By Rita Robinson | LB Indy
After $3.5 million in estimated damages and clean-up costs, and countless anxiety attacks in downtown merchants, the flood in the village business district that came with the winter’s first rainstorm could have been prevented years ago, according to past and present city officials.
“A few years back, there was a project that was supposed to start down at Beach Street at the flood channel and go over to Broadway and down to the beach,” explained City Council member Kelly Boyd. “It was going to be a huge pipe. If we would’ve done it back then when we should’ve, this might not have ever happened.”
The pipe project was proposed by the county in 1997 and voted on by the City Council in 2002. The county and the Army Corps of Engineers agreed to provide $9.7 million to install a 10-foot-high and 14-foot-wide concrete box channel from the bus depot on Broadway to the ocean.
The new channel would have replaced a narrower, 80-year-old conduit now running under businesses along Broadway where it dumps into the sea at Coast Highway and Main Beach. The city’s obligation was to move public utilities in the construction zone, including sewer lines, to make way for the new pipeline under Broadway. Total cost of the project was estimated at $11.5 million; the city’s portion was $1.8 million.
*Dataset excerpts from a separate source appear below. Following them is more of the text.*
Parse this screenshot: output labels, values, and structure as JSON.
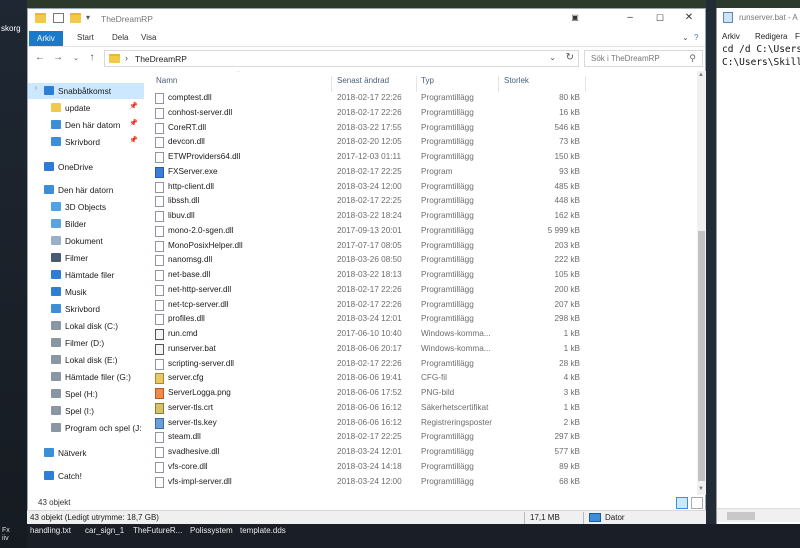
{
  "desktop": {
    "left_label": "skorg",
    "fx_lines": [
      "Fx",
      "iiv"
    ],
    "taskbar_files": [
      "handling.txt",
      "car_sign_1",
      "TheFutureR...",
      "Polissystem",
      "template.dds"
    ]
  },
  "explorer": {
    "title": "TheDreamRP",
    "ribbon_tabs": [
      {
        "label": "Arkiv",
        "active": true
      },
      {
        "label": "Start"
      },
      {
        "label": "Dela"
      },
      {
        "label": "Visa"
      }
    ],
    "breadcrumb": "TheDreamRP",
    "search_placeholder": "Sök i TheDreamRP",
    "columns": {
      "name": "Namn",
      "modified": "Senast ändrad",
      "type": "Typ",
      "size": "Storlek"
    },
    "nav": [
      {
        "label": "Snabbåtkomst",
        "icon": "star-icon",
        "color": "#2d7fd6",
        "indent": 1,
        "selected": true,
        "chev": true
      },
      {
        "label": "update",
        "icon": "folder-icon",
        "color": "#f3c94a",
        "indent": 2,
        "pin": true
      },
      {
        "label": "Den här datorn",
        "icon": "desktop-icon",
        "color": "#3c8fd6",
        "indent": 2,
        "pin": true
      },
      {
        "label": "Skrivbord",
        "icon": "desktop-icon",
        "color": "#3c8fd6",
        "indent": 2,
        "pin": true
      },
      {
        "label": "OneDrive",
        "icon": "cloud-icon",
        "color": "#2f7bd3",
        "indent": 1
      },
      {
        "label": "Den här datorn",
        "icon": "computer-icon",
        "color": "#3c8fd6",
        "indent": 1
      },
      {
        "label": "3D Objects",
        "icon": "cube-icon",
        "color": "#4fa3e8",
        "indent": 2
      },
      {
        "label": "Bilder",
        "icon": "pictures-icon",
        "color": "#5ba4df",
        "indent": 2
      },
      {
        "label": "Dokument",
        "icon": "documents-icon",
        "color": "#9ab0c8",
        "indent": 2
      },
      {
        "label": "Filmer",
        "icon": "film-icon",
        "color": "#4a5a70",
        "indent": 2
      },
      {
        "label": "Hämtade filer",
        "icon": "download-icon",
        "color": "#2d7fd6",
        "indent": 2
      },
      {
        "label": "Musik",
        "icon": "music-icon",
        "color": "#2d7fd6",
        "indent": 2
      },
      {
        "label": "Skrivbord",
        "icon": "desktop-icon",
        "color": "#3c8fd6",
        "indent": 2
      },
      {
        "label": "Lokal disk (C:)",
        "icon": "drive-icon",
        "color": "#8a96a4",
        "indent": 2
      },
      {
        "label": "Filmer (D:)",
        "icon": "drive-icon",
        "color": "#8a96a4",
        "indent": 2
      },
      {
        "label": "Lokal disk (E:)",
        "icon": "drive-icon",
        "color": "#8a96a4",
        "indent": 2
      },
      {
        "label": "Hämtade filer (G:)",
        "icon": "drive-icon",
        "color": "#8a96a4",
        "indent": 2
      },
      {
        "label": "Spel (H:)",
        "icon": "drive-icon",
        "color": "#8a96a4",
        "indent": 2
      },
      {
        "label": "Spel (I:)",
        "icon": "drive-icon",
        "color": "#8a96a4",
        "indent": 2
      },
      {
        "label": "Program och spel (J:",
        "icon": "drive-icon",
        "color": "#8a96a4",
        "indent": 2
      },
      {
        "label": "Nätverk",
        "icon": "network-icon",
        "color": "#3c8fd6",
        "indent": 1
      },
      {
        "label": "Catch!",
        "icon": "catch-icon",
        "color": "#2d7fd6",
        "indent": 1
      }
    ],
    "files": [
      {
        "name": "comptest.dll",
        "date": "2018-02-17 22:26",
        "type": "Programtillägg",
        "size": "80 kB",
        "icon": "dll"
      },
      {
        "name": "conhost-server.dll",
        "date": "2018-02-17 22:26",
        "type": "Programtillägg",
        "size": "16 kB",
        "icon": "dll"
      },
      {
        "name": "CoreRT.dll",
        "date": "2018-03-22 17:55",
        "type": "Programtillägg",
        "size": "546 kB",
        "icon": "dll"
      },
      {
        "name": "devcon.dll",
        "date": "2018-02-20 12:05",
        "type": "Programtillägg",
        "size": "73 kB",
        "icon": "dll"
      },
      {
        "name": "ETWProviders64.dll",
        "date": "2017-12-03 01:11",
        "type": "Programtillägg",
        "size": "150 kB",
        "icon": "dll"
      },
      {
        "name": "FXServer.exe",
        "date": "2018-02-17 22:25",
        "type": "Program",
        "size": "93 kB",
        "icon": "exe"
      },
      {
        "name": "http-client.dll",
        "date": "2018-03-24 12:00",
        "type": "Programtillägg",
        "size": "485 kB",
        "icon": "dll"
      },
      {
        "name": "libssh.dll",
        "date": "2018-02-17 22:25",
        "type": "Programtillägg",
        "size": "448 kB",
        "icon": "dll"
      },
      {
        "name": "libuv.dll",
        "date": "2018-03-22 18:24",
        "type": "Programtillägg",
        "size": "162 kB",
        "icon": "dll"
      },
      {
        "name": "mono-2.0-sgen.dll",
        "date": "2017-09-13 20:01",
        "type": "Programtillägg",
        "size": "5 999 kB",
        "icon": "dll"
      },
      {
        "name": "MonoPosixHelper.dll",
        "date": "2017-07-17 08:05",
        "type": "Programtillägg",
        "size": "203 kB",
        "icon": "dll"
      },
      {
        "name": "nanomsg.dll",
        "date": "2018-03-26 08:50",
        "type": "Programtillägg",
        "size": "222 kB",
        "icon": "dll"
      },
      {
        "name": "net-base.dll",
        "date": "2018-03-22 18:13",
        "type": "Programtillägg",
        "size": "105 kB",
        "icon": "dll"
      },
      {
        "name": "net-http-server.dll",
        "date": "2018-02-17 22:26",
        "type": "Programtillägg",
        "size": "200 kB",
        "icon": "dll"
      },
      {
        "name": "net-tcp-server.dll",
        "date": "2018-02-17 22:26",
        "type": "Programtillägg",
        "size": "207 kB",
        "icon": "dll"
      },
      {
        "name": "profiles.dll",
        "date": "2018-03-24 12:01",
        "type": "Programtillägg",
        "size": "298 kB",
        "icon": "dll"
      },
      {
        "name": "run.cmd",
        "date": "2017-06-10 10:40",
        "type": "Windows-komma...",
        "size": "1 kB",
        "icon": "cmd"
      },
      {
        "name": "runserver.bat",
        "date": "2018-06-06 20:17",
        "type": "Windows-komma...",
        "size": "1 kB",
        "icon": "cmd"
      },
      {
        "name": "scripting-server.dll",
        "date": "2018-02-17 22:26",
        "type": "Programtillägg",
        "size": "28 kB",
        "icon": "dll"
      },
      {
        "name": "server.cfg",
        "date": "2018-06-06 19:41",
        "type": "CFG-fil",
        "size": "4 kB",
        "icon": "cfg"
      },
      {
        "name": "ServerLogga.png",
        "date": "2018-06-06 17:52",
        "type": "PNG-bild",
        "size": "3 kB",
        "icon": "png"
      },
      {
        "name": "server-tls.crt",
        "date": "2018-06-06 16:12",
        "type": "Säkerhetscertifikat",
        "size": "1 kB",
        "icon": "crt"
      },
      {
        "name": "server-tls.key",
        "date": "2018-06-06 16:12",
        "type": "Registreringsposter",
        "size": "2 kB",
        "icon": "key"
      },
      {
        "name": "steam.dll",
        "date": "2018-02-17 22:25",
        "type": "Programtillägg",
        "size": "297 kB",
        "icon": "dll"
      },
      {
        "name": "svadhesive.dll",
        "date": "2018-03-24 12:01",
        "type": "Programtillägg",
        "size": "577 kB",
        "icon": "dll"
      },
      {
        "name": "vfs-core.dll",
        "date": "2018-03-24 14:18",
        "type": "Programtillägg",
        "size": "89 kB",
        "icon": "dll"
      },
      {
        "name": "vfs-impl-server.dll",
        "date": "2018-03-24 12:00",
        "type": "Programtillägg",
        "size": "68 kB",
        "icon": "dll"
      }
    ],
    "item_count": "43 objekt",
    "status_free": "43 objekt (Ledigt utrymme: 18,7 GB)",
    "status_size": "17,1 MB",
    "status_location": "Dator"
  },
  "notepad": {
    "title": "runserver.bat - A",
    "menu": [
      "Arkiv",
      "Redigera",
      "Fo"
    ],
    "lines": [
      "cd /d C:\\Users",
      "C:\\Users\\Skill"
    ]
  }
}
Contracts for some of the work had already been approved and design plans were 90 percent completed, according to city reports. Herb Nakasoni from the county said the objective of the project was to insure that downstream flow equaled upstream conduit capacity in the canyon “so that water could be discharged into the ocean without flooding,” according to City Council minutes.
In a 4-1 vote on June 18, 2002, the council rejected the county’s offer. Former City Council member Cheryl Kinsman was the only member supporting the wider storm drain. At that meeting, Steve May, the city’s director of public works, told the council that a flood identical to the one in 1997 would cause flooding in the canyon and subsequent overflow downtown. Former City Manager Ken Frank said that the new channel would eliminate that overflow.
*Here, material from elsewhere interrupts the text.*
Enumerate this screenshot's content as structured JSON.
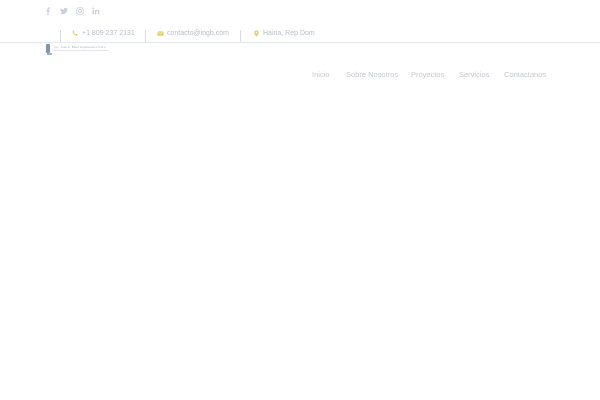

“If we had gone through with this project, the downtown would have never flooded again, never,” said Kinsman.
“The county had been working on this project and getting the funding for years,” she explained. “They were going to give us $9 million and we turned it down? I’m an accountant, and you just don’t give back $9 million. Somebody else got that $9 million. Laguna Beach gave it away. The result is what we have now.”
Kinsman calls the reasons for rejecting the pipeline project “irrational.” Toni Iseman is the only remaining council member of the four who opposed the project. Iseman could not be reached for comment. According to City Council meeting minutes, council members rejected the project due to unknown effects on the environment and the impact nine months of construction would have on downtown businesses.
“That’s when the county was flush and they had money,” added Boyd. “Now they’re not flush and nobody else is either. Hindsight doesn’t help.”
Elizabeth Pearson was elected to the council later that year and, along with Kinsman and then-City Manager Ken Frank, attempted to reignite the county’s interest and get the $9 million flowing back to Laguna.
“They thought we were crazy not to have taken it,” said Pearson. “They had already allocated the money to some other city.”
The 80-year-old narrower pipeline still runs under businesses along Broadway. “How do you feel if you’re a business and your building is sitting on top of an 80-year-old channel?” queried Kinsman.
In June 2009, the City council awarded a $120,000 contract to rebuild the last 50 feet of the outlet to Main Beach and patch the remainder of the channel up to Beach Street.